Resolving spatial complexities of hybridization in the context of the gray zone of speciation in North American ratsnakes (Pantherophis obsoletus complex)

Abstract

Estimating species divergence with gene flow has been crucial for characterizing the gray zone of speciation, which is the period of time where lineages have diverged but have not yet achieved strict reproductive isolation. However, estimates of divergence times and gene flow often ignores spatial information, for example the formation and shape of hybrid zones. Using population genomic data from the eastern ratsnake complex (Pantherophis obsoletus), we infer phylogeographic groups, gene flow, changes in demography, the timing of divergence, and hybrid zone widths.
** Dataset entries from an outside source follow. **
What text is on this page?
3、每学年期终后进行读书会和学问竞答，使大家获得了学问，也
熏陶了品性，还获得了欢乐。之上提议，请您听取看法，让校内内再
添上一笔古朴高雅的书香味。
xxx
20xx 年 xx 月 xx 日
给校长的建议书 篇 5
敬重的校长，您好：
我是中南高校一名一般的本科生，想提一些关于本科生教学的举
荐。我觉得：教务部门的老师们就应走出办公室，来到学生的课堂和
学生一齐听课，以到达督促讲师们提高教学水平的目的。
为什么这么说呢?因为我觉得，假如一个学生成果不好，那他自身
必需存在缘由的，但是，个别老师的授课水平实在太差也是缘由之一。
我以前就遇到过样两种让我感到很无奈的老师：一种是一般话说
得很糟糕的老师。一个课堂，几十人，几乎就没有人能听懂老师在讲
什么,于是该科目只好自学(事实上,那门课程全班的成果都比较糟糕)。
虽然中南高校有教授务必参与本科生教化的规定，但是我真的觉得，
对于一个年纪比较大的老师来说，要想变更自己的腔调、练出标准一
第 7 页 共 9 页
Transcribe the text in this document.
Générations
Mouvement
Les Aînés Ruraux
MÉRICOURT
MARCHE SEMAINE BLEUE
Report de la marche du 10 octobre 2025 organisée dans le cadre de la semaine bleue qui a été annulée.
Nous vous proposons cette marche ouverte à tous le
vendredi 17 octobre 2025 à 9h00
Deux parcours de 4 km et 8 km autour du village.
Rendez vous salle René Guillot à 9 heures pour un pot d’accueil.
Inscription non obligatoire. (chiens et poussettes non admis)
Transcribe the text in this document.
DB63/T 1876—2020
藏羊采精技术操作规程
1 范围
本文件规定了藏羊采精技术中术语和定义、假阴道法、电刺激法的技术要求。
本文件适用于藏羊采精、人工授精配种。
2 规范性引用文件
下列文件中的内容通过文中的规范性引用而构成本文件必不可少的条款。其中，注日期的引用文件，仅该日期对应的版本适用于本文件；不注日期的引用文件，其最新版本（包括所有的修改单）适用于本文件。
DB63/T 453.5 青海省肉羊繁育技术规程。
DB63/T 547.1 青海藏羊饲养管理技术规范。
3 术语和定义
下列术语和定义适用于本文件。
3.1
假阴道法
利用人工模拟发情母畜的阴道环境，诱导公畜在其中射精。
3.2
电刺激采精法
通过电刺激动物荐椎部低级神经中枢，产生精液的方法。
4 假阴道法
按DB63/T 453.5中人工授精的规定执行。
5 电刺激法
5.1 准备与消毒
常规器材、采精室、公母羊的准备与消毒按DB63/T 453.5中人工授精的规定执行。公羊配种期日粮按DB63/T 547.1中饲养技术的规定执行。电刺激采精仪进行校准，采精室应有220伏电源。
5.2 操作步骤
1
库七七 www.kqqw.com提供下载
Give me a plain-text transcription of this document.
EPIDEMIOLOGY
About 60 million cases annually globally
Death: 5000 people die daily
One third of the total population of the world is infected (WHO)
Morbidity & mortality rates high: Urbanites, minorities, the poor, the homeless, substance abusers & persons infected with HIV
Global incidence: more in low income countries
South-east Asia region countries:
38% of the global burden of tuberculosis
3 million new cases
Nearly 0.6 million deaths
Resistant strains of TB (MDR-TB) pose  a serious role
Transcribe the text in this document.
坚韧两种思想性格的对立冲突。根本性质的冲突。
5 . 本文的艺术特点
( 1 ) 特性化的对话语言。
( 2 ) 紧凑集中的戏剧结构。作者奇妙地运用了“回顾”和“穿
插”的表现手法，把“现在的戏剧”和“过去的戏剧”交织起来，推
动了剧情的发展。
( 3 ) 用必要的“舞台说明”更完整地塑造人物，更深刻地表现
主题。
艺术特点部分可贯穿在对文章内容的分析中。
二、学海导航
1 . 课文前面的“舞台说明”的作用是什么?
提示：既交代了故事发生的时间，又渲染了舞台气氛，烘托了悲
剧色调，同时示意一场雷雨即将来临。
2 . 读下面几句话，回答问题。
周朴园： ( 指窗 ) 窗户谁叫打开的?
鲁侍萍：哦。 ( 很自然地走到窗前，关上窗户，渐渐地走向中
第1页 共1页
We examine the spatial context of diversification by linking migration and timing of divergence to the size, shape, and types of hybridization (e.g., F1, backcrosses) in hybrid zones. Rates of migration between lineages are associated with the width and shape of hybrid zones. Timing of divergence is not related to migration rate across species pairs and is therefore a poor proxy for inferring position in the gray zone. Artificial neural network approaches are applied to understand how landscape features and past climate have influenced population genetic structure among these lineages prior to hybridization. The Mississippi River produced the deepest divergence in this complex, whereas Pleistocene climate and elevation secondarily structured lineages.